Introduction1

I’m writing this post because I see people use incorrect machine learning methodology far too often—this includes inappropriate or naive uses of cross-validation; train/test leakages during preprocessing; and so on.

Machine learning packages like scikit-learn make it really easy to get started in ML, but they also make it really easy to fool yourself into a false sense of confidence.

This post answers the following question:

My model got excellent test-set performance… why did it do so poorly in deployment?

Model Validation: Simulating Real-World Deployment

  • The purpose of model validation is to accurately estimate a model’s real-world performance, before actually deploying it.
    • Our model may be involved in important decisions. Is it trustworthy?
    • We don’t want to get excellent test-set performance, only to be surprised when our model gets deployed and performs terribly in the real world.
    • In deployment, we won’t generally know the ground-truth for new inputs. So it’s not usually easy to measure the model’s performance after deployment, anyway.
  • It’s useful to think of model validation techniques as simulations of real-world deployment.
    • The standard train/test split is just one special case of this idea.
      • In deployment, the model will be trained on a limited set of available data.
        • (In validation, this is simulated by the training set.)
      • the model is then used to make predictions on inputs it has never seen before.
        • (In validation, this is simulated by predicting on the test set.)
      • We want to know how well the model will perform on these previously unseen inputs.
        • (In validation, we compare the test set predictions to their true labels, and compute some score that usefully characterizes the model’s performance. Accuracy, F1, RMSE, etc.)
    • Cross-validation yields a similar estimate of performance, but with reduced variance.


Some Common Pitfalls

  • In many situations, simple train/test splits and cross-validation will yield misleading estimates.
    • A naive train/test split implicitly assumes that our data consists of iid samples.
    • If our data violates this iid assumption, then the test-set performance will mislead us—and usually cause us to overestimate our model’s real-world performance.
    • This can lead to bad consequences: at the very least, it makes you (the data scientist) seem untrustworthy or incompetent.
  • Careless preprocessing can introduce train/test leakages.
    • For example: if you standardize your training set and test set together, then the \(\mu\)s and \(\sigma\)s you compute will be a function of the test set.
    • This means that your model has, effectively, gotten a sneak-peek at the test set.
    • I.e, your model validation technique is cheating (even if you didn’t mean to).
    • In some cases, the effect may be small. But don’t count on it!

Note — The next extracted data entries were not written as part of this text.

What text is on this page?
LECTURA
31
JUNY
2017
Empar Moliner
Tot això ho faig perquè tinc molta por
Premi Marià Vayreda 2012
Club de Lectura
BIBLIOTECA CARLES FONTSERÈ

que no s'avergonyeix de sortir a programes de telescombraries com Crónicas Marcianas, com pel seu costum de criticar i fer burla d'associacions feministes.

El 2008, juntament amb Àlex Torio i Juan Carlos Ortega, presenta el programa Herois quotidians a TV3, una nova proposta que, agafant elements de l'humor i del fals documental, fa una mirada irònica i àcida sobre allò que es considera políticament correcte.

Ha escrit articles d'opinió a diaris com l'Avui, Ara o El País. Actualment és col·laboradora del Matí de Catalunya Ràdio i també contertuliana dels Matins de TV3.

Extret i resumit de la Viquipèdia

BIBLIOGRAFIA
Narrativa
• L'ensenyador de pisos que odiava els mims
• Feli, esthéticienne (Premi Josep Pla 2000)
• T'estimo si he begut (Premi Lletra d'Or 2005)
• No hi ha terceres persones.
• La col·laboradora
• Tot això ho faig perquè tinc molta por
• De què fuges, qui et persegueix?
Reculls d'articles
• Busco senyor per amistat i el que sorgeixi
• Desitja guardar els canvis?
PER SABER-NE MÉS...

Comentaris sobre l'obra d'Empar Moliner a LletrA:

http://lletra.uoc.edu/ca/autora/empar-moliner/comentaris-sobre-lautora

How to Avoid these Pitfalls

  • Thinking carefully about deployment can help us design sound validation techniques, and avoid fooling ourselves.
    • In deployment, what information will be available to the model during training?
      • Your validation technique must correctly simulate this availability—the validation technique must not touch any other information until test-time.
    • When the deployed model receives new data, how will that data be structured?
      • Individual, iid samples?:
        • This is the simplest case, and is almost always assumed in introductory treatments of machine learning.
          • You may be surprised by how uncommmon it is in practice, though.
        • Under this circumstance, straightforward splits and cross-validation will suffice.
      • A batch of related samples? e.g.:
        • measurements from the same plate in a lab experiment;
        • the set of all transactions for an individual customer
      • The next item in a sequence? e.g.:
        • the next price for a stock;
        • the next word of text; the next frame of video)

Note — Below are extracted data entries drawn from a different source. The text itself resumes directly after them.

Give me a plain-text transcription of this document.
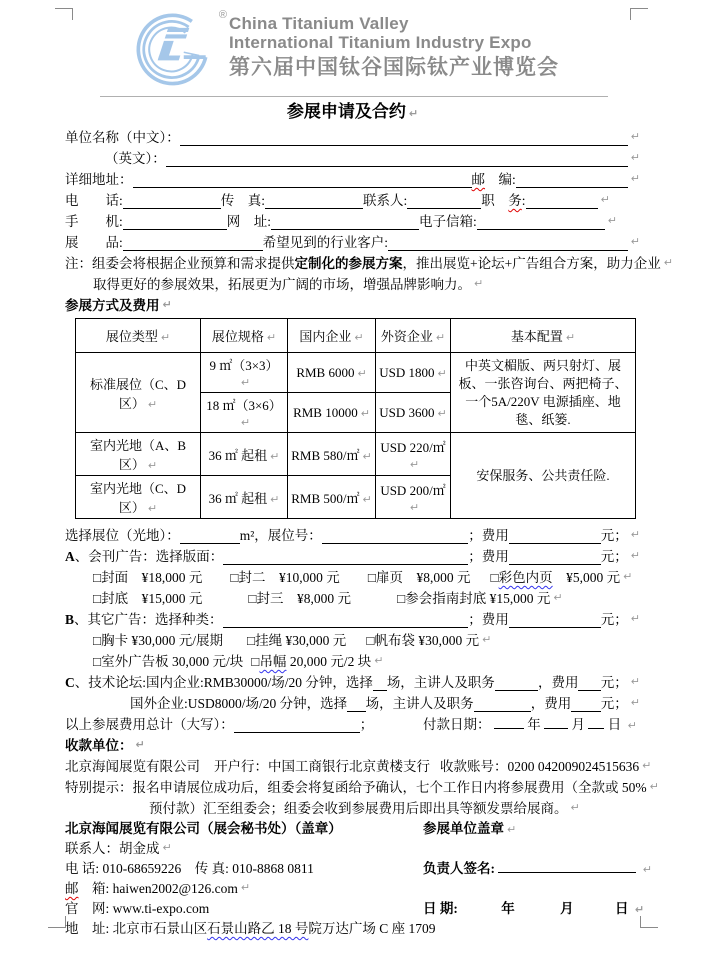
® China Titanium Valley
International Titanium Industry Expo
第六届中国钛谷国际钛产业博览会
参展申请及合约 ↵
单位名称（中文）：	↵
（英文）：	↵
详细地址：	邮 　编:	↵
电　　话:	传　真:	联系人:	职　 务 :	↵
手　　机:	网　址:	电子信箱:	↵
展　　品:	希望见到的行业客户:	↵
注：组委会将根据企业预算和需求提供 定制化的参展方案 ，推出展览+论坛+广告组合方案，助力企业 ↵
取得更好的参展效果，拓展更为广阔的市场，增强品牌影响力。 ↵
参展方式及费用 ↵
展位类型 ↵	展位规格 ↵	国内企业 ↵	外资企业 ↵	基本配置 ↵
标准展位（C、D 区） ↵	9 ㎡（3×3）↵	RMB 6000 ↵	USD 1800 ↵	中英文楣版、两只射灯、展板、一张咨询台、两把椅子、一个5A/220V 电源插座、地毯、纸篓.
	18 ㎡（3×6）↵	RMB 10000 ↵	USD 3600 ↵	
室内光地（A、B 区） ↵	36 ㎡ 起租 ↵	RMB 580/㎡ ↵	USD 220/㎡↵	安保服务、公共责任险.
室内光地（C、D 区） ↵	36 ㎡ 起租 ↵	RMB 500/㎡ ↵	USD 200/㎡↵	
选择展位（光地）：	m²，展位号：	；费用	元； ↵
A 、会刊广告：选择版面：	；费用	元； ↵
□封面　¥18,000 元 □封二　¥10,000 元 □扉页　¥8,000 元 □彩色内页　¥5,000 元 ↵
□封底　¥15,000 元	□封三　¥8,000 元	□参会指南封底 ¥15,000 元 ↵
B 、其它广告：选择种类：	；费用	元； ↵
□胸卡 ¥30,000 元/展期 □挂绳 ¥30,000 元 □帆布袋 ¥30,000 元 ↵
□室外广告板 30,000 元/块 □吊幅 20,000 元/2 块 ↵
C 、技术论坛:国内企业:RMB30000/场/20 分钟，选择 场，主讲人及职务	，费用 元； ↵
国外企业:USD8000/场/20 分钟，选择 场，主讲人及职务	，费用 元； ↵
以上参展费用总计（大写）：	；	付款日期：	年 月  日 ↵
收款单位： ↵
北京海闻展览有限公司 开户行：中国工商银行北京黄楼支行 收款账号：0200 042009024515636 ↵
特别提示：报名申请展位成功后，组委会将复函给予确认，七个工作日内将参展费用（全款或 50% ↵
预付款）汇至组委会；组委会收到参展费用后即出具等额发票给展商。 ↵
北京海闻展览有限公司（展会秘书处）（盖章）	参展单位盖章 ↵
联系人：胡金成 ↵
电 话: 010-68659226　传 真: 010-8868 0811	负责人签名:	↵
邮 　箱: haiwen2002@126.com ↵
官　网: www.ti-expo.com	日 期:	年	月	日 ↵
地　址: 北京市石景山区 石景山路乙 18 号 院万达广场 C 座 1709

Some Practical Recommendations

  • Ensure your preprocessing is sound by using pipelines.
  • If your data is, in fact, iid, then go ahead and use ordinary splits or cross-validation. Scikit-learn implementations:
  • When your data can be naturally grouped into related samples (i.e., the iid assumption is violated), then be sure to use grouped splits/grouped cross-validation.
    • Of course, scikit-learn has a great implementation.
    • The basic idea is that each sample from the same group must be on the same side of each split. In other words: you should not train and test using samples from the same group.
    • Note: as far as I’m aware, scikit-learn doesn’t have a stratified group k-fold cross validator. It might be a good issue to raise…
  • When your data has a sequential structure, then you ought to use a cross-validator specially suited for that situation.
  • A large swath of practical situations are covered by these techniques.
    • For other situations: just think through the questions listed previously. We’ll repeat them here for emphasis:
      • In deployment, what information will be available to the model during training?
      • When the deployed model receives new data, how will that data be structured?


Additional reading


  1. In this post, we restrict our discussion to supervised learning tasks. The notion of simulating real-world deployment holds for other tasks (e.g., active or reinforcement learning), but all detailed discussion pertains to supervised learning. Furthermore, we restrict ourselves to batch-wise learning tasks—online learning presents other subtleties for validation.